By David Staat
I am not a big social media guy. As a matter of fact, I avoided getting involved for years because of all the negative comments I heard from friends, family, and the media. Last year, however, I decided to experience social media so I could understand the technology pros and cons and could make an informed decision as to whether there was any value in it for me.
I have been on Instagram for a year, and now I have been on MeWe for about six months. I chose MeWe because of their commitment to maintain privacy and protect personal information.
Here are a few things I have learned:
Social media isn’t evil as some of my friends have stated. It is a tool only, and sometimes people with evil intentions use the tool improperly. It also appears that some folks like to just dump every thought and emotion they have onto social media with little structure about the point they are trying to make. However, I have found that it is also a tool that can be used in a positive way to expand my network of friends, harvest valuable information from people in the know, and get lots of information out to a focused group.
I have discovered that not all social media services are created equal. Some are more controlling of specific content which can manifest itself in stifling free speech. Some tend to track people and sell their personal activities to who knows who, which I consider unethical and an invasion of individual privacy. However, in the last few years, the number of social media platforms has expanded to include companies that respect people’s privacy and encourage a constructive exchange of ideas.
It is also easy to get hooked on the social media chatter, wasting a lot of time interacting on subjects that can be of questionable value. However, on a cold rainy or snowy day, or when it is blistering hot, social media can be a useful tool for chatting with others and sharing common interest and ideas. Self discipline is important to balance time between time on social media and other activities away from the screen.

I admit that I have received inappropriate information and comments from people who have bad intentions. I have been “attacked” by some who don’t agree with me, and I think that has been the biggest complaint I have heard from people in general. However, the attacks have been very rare, and there are ways to mitigate that kind of activity.
Looking more on the positive side, I have been able to connect with people who have common interests, such as camping, traveling, wildlife photography, history, and DIY projects. For example, a vintage sewing machine interest group helped Virginia and me when we reconditioned a 1918 treadle sewing machine last fall.
The two camping groups I interact with have given me first-hand information about camping sites in the Pacific Northwest when we travel there this summer. Many of these camping places I would never have found on a normal internet search. The wildlife photo groups have also shared places to take wildlife photos, shared photo techniques, and have given me feedback on my photography.

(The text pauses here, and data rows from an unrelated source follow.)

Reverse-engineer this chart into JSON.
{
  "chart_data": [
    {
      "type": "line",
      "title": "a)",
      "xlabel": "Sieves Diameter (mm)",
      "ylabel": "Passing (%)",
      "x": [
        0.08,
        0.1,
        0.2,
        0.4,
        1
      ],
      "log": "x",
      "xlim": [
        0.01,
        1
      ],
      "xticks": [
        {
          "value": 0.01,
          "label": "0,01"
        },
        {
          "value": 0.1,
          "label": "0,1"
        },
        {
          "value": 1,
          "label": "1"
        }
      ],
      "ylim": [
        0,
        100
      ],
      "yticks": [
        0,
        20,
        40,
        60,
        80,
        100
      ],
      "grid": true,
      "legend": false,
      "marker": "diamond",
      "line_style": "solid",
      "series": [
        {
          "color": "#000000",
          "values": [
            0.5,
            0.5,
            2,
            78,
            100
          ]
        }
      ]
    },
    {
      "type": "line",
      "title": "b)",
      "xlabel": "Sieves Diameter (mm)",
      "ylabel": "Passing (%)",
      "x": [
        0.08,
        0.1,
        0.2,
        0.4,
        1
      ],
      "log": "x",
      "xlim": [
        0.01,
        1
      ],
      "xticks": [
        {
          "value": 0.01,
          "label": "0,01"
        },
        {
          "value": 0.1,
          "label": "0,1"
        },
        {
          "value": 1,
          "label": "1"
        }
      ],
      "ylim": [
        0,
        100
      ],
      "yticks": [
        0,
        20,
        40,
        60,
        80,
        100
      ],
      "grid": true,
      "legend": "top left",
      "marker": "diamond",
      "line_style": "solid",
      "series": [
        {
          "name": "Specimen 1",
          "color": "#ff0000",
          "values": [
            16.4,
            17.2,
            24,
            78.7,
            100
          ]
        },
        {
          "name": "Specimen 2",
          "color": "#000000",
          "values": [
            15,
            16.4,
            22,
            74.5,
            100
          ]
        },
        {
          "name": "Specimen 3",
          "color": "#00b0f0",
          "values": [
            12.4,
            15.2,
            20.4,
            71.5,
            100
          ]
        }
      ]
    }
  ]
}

From my perspective, social media is a fancy and flexible email and communications system that is very powerful. Where a website is passive in nature, requiring people to go to it, social media is more active in that I can craft whatever information I want to share… words, photos, videos, sketches… target the audience I want to share it with, and push it out to them. My audience can be a specific individual that I have contact with, a specific group that I have common interests with, or I can broadly broadcast to the general public that is using the platform I am on. It is my choice how and with whom I want to communicate. I can also block specific people or information that I am not interested in, i.e. nudity, political opinions, and people I consider — well — wackos. In summary, I can structure my interactions with a very focused group of individuals.
Social media is also a godsend for people who are shut in. My 97-year-old mother used Facebook to keep up with her children and grandchildren. I have a good friend with Parkinson’s who lives in an assisted living facility and has trouble with verbal communications. He was a very active guy, and it is very difficult for him to be so limited in what he can do. But he uses social media to stay connected with his friends and family, and to meet new people, so it helps him stave off depression.
It is correct to say that social media can be and often is used poorly. But the flipside is that it can also be an effective tool to connect people of common interests, expand one’s circle of friends, and facilitate broadly focused communications with like-minded people.
I freely admit that for years I considered social media as part of the Evil Empire. I resisted it. However, I have learned that social media can be a useful and positive tool that promotes the best of who we are.
As a last thought, a friend of mine recently closed a Zoom conference meeting I was on with the following comment: “Change is inevitable, but growth is optional.” I will add to that: “even for an old guy like me.”